8 Reasons You Should Avoid a Cookie Cutter Parenting Plan
Divorced parents explore new territory when it comes to their children – from how they divide the child’s time to how parenting decisions are made moving forward. Instead of trying to fit your family’s needs into a cookie cutter parenting plan, however, it is best to create a plan that is specific to your specific situation, family dynamic, and future goals. A one-size-fits all approach works for very few issues in life, so why would you expect your parenting plan to follow a pre-defined formula?
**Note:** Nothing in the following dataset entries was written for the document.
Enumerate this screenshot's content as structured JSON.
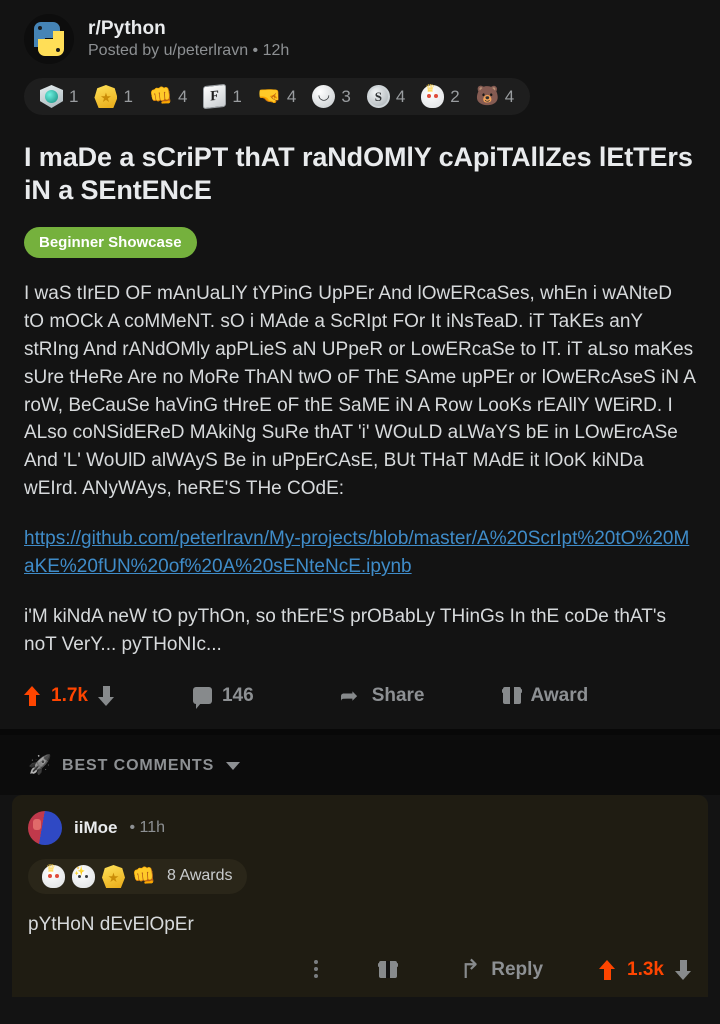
{
  "post": {
    "subreddit": "r/Python",
    "subreddit_icon": "python-logo-icon",
    "meta": "Posted by u/peterlravn • 12h",
    "awards": [
      {
        "icon": "silver-shield-award-icon",
        "count": "1"
      },
      {
        "icon": "gold-star-medal-award-icon",
        "count": "1"
      },
      {
        "icon": "take-my-energy-award-icon",
        "count": "4"
      },
      {
        "icon": "press-f-award-icon",
        "count": "1"
      },
      {
        "icon": "strong-arm-award-icon",
        "count": "4"
      },
      {
        "icon": "lol-face-award-icon",
        "count": "3"
      },
      {
        "icon": "silver-s-coin-award-icon",
        "count": "4"
      },
      {
        "icon": "crowned-skull-award-icon",
        "count": "2"
      },
      {
        "icon": "bear-hug-award-icon",
        "count": "4"
      }
    ],
    "title": "I maDe a sCriPT thAT raNdOMlY cApiTAllZes lEtTErs iN a SEntENcE",
    "flair": "Beginner Showcase",
    "body_paragraph_1": "I waS tIrED OF mAnUaLlY tYPinG UpPEr And lOwERcaSes, whEn i wANteD tO mOCk A coMMeNT. sO i MAde a ScRIpt FOr It iNsTeaD. iT TaKEs anY stRIng And rANdOMly apPLieS aN UPpeR or LowERcaSe to IT. iT aLso maKes sUre tHeRe Are no MoRe ThAN twO oF ThE SAme upPEr or lOwERcAseS iN A roW, BeCauSe haVinG tHreE oF thE SaME iN A Row LooKs rEAllY WEiRD. I ALso coNSidEReD MAkiNg SuRe thAT 'i' WOuLD aLWaYS bE in LOwErcASe And 'L' WoUlD alWAyS Be in uPpErCAsE, BUt THaT MAdE it lOoK kiNDa wEIrd. ANyWAys, heRE'S THe COdE:",
    "link": "https://github.com/peterlravn/My-projects/blob/master/A%20ScrIpt%20tO%20MaKE%20fUN%20of%20A%20sENteNcE.ipynb",
    "body_paragraph_2": "i'M kiNdA neW tO pyThOn, so thErE'S prOBabLy THinGs In thE coDe thAT's noT VerY... pyTHoNIc...",
    "actions": {
      "upvote_icon": "upvote-arrow-icon",
      "score": "1.7k",
      "downvote_icon": "downvote-arrow-icon",
      "comments_icon": "comment-bubble-icon",
      "comments_count": "146",
      "share_icon": "share-arrow-icon",
      "share_label": "Share",
      "award_icon": "gift-award-icon",
      "award_label": "Award"
    }
  },
  "comments_section": {
    "sort_icon": "rocket-icon",
    "sort_label": "BEST COMMENTS",
    "sort_chevron_icon": "chevron-down-icon",
    "comments": [
      {
        "avatar": "user-avatar-icon",
        "author": "iiMoe",
        "meta": "• 11h",
        "award_icons": [
          "crowned-skull-award-icon",
          "sparkle-skull-award-icon",
          "gold-star-medal-award-icon",
          "take-my-energy-award-icon"
        ],
        "awards_label": "8 Awards",
        "text": "pYtHoN dEvElOpEr",
        "actions": {
          "more_icon": "more-options-icon",
          "gift_icon": "gift-award-icon",
          "reply_icon": "reply-arrow-icon",
          "reply_label": "Reply",
          "upvote_icon": "upvote-arrow-icon",
          "score": "1.3k",
          "downvote_icon": "downvote-arrow-icon"
        }
      }
    ]
  },
  "colors": {
    "background": "#131313",
    "upvote_orange": "#ff4500",
    "flair_green": "#75b13d",
    "link_blue": "#3f8cc9",
    "gilded_card": "#1f1c12"
  }
}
Here are some of the important reasons why you should avoid a cookie cutter parenting plan:
- A “standard” parenting plan form does not take all the specifics of your situation into account, nor does it understand what your children need. Personalizing a plan means making a plan that will work better for your lives.
- The parenting plan form provided by the court likely will not address every single issue that may be important to you, as parents, such as education, healthcare, and cultural issues. The form mainly addresses living arrangements and how much time each parent spends with the children, but you are not limited to just what is on the form.
- For the benefit of your children, building a working co-parenting relationship based on agreement with your ex-spouse is one of the positive by-products of working on a detailed parenting plan.
- On the other hand, if one of the parents presents a risk to the children (such as substance abuse, mental illness, or domestic violence), your parenting plan should be crafted with the aid of your attorney to put the proper protections in place.
- It is important to consider any fears your children may have about new living arrangements and lifestyle changes. By working together to account for these feelings, a customized arrangement can help reduce the emotional impact your divorce may have on your children by working on solutions that will reduce their stress and worries.
- A plan that you customize will not only speak directly to the needs of your children, but to your own as well. You will be able to address what is important to you rather than following a pre-determined formula.
- Less conflict between parents not only reduces stress for all parties, including the children, but means both households will run more smoothly.
- Build a plan around your lives, and foster better relationships for everyone’s happiness. A plan that addresses issues like how to handle exchanges of the children, extra-curricular activities, non-emergency medical care, travel, discipline, and guidelines for the home environment, will give you the tools to provide stability for your children and avoid conflict for a more successful co-parenting relationship.